MAML1 and MEF2C act synergistically to activate a MEF2-dependent reporter. (A) MAML1 is not a coactivator for MyoD. C2C12 cells were transfected with 10 ng of Renilla luciferase plasmid, 0.5 μg of pMCK-luc reporter, and increasing amounts of expression plasmids encoding Flag-tagged MAML1 and/or MyoD. After 24 h transfection, cells were switched to DM, cultured overnight, and then lysed to prepare cell extracts for luciferase assay. The pMCK-luc reporter activities were expressed as fold activation relative to cells not expressing MAML1 and MyoD. (B) MAML1 activates a MEF2-responsive promoter in a dose-dependent manner. Assays were performed as described above, except the 3xMEF2-luc reporter is used. (C) MAML1 cooperates with MEF2C to activate MEF2-responsive promoter. Assays were performed as described above, except various amount of MEF2C expression vectors were cotransfected with MAML1.

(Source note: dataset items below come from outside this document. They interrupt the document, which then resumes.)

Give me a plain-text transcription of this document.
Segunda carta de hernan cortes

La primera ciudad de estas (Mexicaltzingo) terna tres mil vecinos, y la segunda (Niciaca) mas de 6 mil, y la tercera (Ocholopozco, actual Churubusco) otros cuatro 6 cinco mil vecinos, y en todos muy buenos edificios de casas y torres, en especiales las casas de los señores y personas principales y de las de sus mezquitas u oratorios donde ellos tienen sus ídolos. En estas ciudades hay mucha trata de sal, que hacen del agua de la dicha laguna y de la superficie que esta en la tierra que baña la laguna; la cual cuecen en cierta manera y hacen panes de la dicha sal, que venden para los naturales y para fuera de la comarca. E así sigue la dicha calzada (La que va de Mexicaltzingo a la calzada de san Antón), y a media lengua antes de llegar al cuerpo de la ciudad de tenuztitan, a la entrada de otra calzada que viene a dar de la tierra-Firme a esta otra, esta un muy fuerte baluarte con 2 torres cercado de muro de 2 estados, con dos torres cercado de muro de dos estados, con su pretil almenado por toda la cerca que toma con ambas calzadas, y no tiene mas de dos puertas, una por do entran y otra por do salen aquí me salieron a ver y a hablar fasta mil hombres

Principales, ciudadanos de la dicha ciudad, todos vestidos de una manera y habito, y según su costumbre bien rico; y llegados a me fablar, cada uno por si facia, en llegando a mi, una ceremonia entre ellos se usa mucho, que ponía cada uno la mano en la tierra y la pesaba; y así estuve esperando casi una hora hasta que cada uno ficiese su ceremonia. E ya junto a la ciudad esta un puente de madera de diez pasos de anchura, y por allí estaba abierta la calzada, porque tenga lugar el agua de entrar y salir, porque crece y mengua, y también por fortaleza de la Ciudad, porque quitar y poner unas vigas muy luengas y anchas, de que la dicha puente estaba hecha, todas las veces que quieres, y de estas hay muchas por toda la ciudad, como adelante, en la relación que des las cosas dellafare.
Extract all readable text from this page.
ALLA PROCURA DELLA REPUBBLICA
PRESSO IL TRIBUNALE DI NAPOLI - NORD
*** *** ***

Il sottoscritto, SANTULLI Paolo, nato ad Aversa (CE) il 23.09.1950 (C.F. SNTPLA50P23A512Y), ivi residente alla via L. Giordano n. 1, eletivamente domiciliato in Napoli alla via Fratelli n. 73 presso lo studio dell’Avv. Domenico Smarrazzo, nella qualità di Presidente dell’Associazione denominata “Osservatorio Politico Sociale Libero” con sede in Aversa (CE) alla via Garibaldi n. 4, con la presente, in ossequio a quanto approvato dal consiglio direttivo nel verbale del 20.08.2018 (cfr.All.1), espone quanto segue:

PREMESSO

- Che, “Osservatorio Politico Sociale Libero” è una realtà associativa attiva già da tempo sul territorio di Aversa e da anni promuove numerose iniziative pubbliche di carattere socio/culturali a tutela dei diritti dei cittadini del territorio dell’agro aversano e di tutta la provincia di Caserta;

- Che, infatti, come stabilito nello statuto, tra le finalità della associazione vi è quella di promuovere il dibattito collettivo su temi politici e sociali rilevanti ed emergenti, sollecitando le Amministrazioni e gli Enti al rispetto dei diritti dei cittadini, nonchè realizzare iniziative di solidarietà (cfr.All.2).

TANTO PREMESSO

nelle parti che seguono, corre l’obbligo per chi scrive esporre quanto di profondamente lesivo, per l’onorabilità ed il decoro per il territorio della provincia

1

Activation of the Notch signaling pathway overrides MAML1-enhanced myogenesis. (A) Notch ligand stimulation abrogated MAML1-mediated enhancement of myotube formation. C2C12 cells stably transduced with pLXSN based MAML1 viruses or vector control viruses were plated on culture wells coated with either control IgG or ligand Delta-Extra–IgG, and cultured in DM for 6 d. (B) Expression of a constitutively activated form of Notch1 (ICN1) inhibited MAML1-induced activation of MCK promoter. MAML1-transduced C2C12 cells or controls were transfected with 0.5 μg of pMCK-luc, 10 ng of Renilla luciferase plasmid, and various amounts of Notch ICN1, and luciferase assays were performed at 44–48 h after transfection. (C) Notch ICN1–MAML1–CSL complex formed in C2C12 cells. C2C12 cells were cotransfected with different combinations of expression plasmids encoding Flag-tagged MAML1, HA-tagged ICN1, Myc-tagged CSL, and Flag-tagged MEF2C as indicated. Whole-cell lysates (WCL) or anti-HA immunoprecipitates (IP) were blotted with anti-Flag or anti-HA, or anti-Myc antibodies. (D) Expression of ICN1 interfered with the coregulatory function of Maml1 on MEF2C-mediated transcription. C2C12 cells were transfected with 0.5 μg of a firefly luciferase reporter containing GAL4-binding sites (pSG5-luc), 0.5 μg of the plasmid encoding DB fused to MEF2C, and 0.5 μg of expression construct expressing Flag-tagged MAML1 in the presence of various amounts of HA-tagged ICN1 expression constructs (0, 0.25, and 0.5 μg). pSG5-luc firefly luciferase activity, corrected for Renilla luciferase activity, is expressed as fold activation relative to cells not expressing MAML1 and ICN1.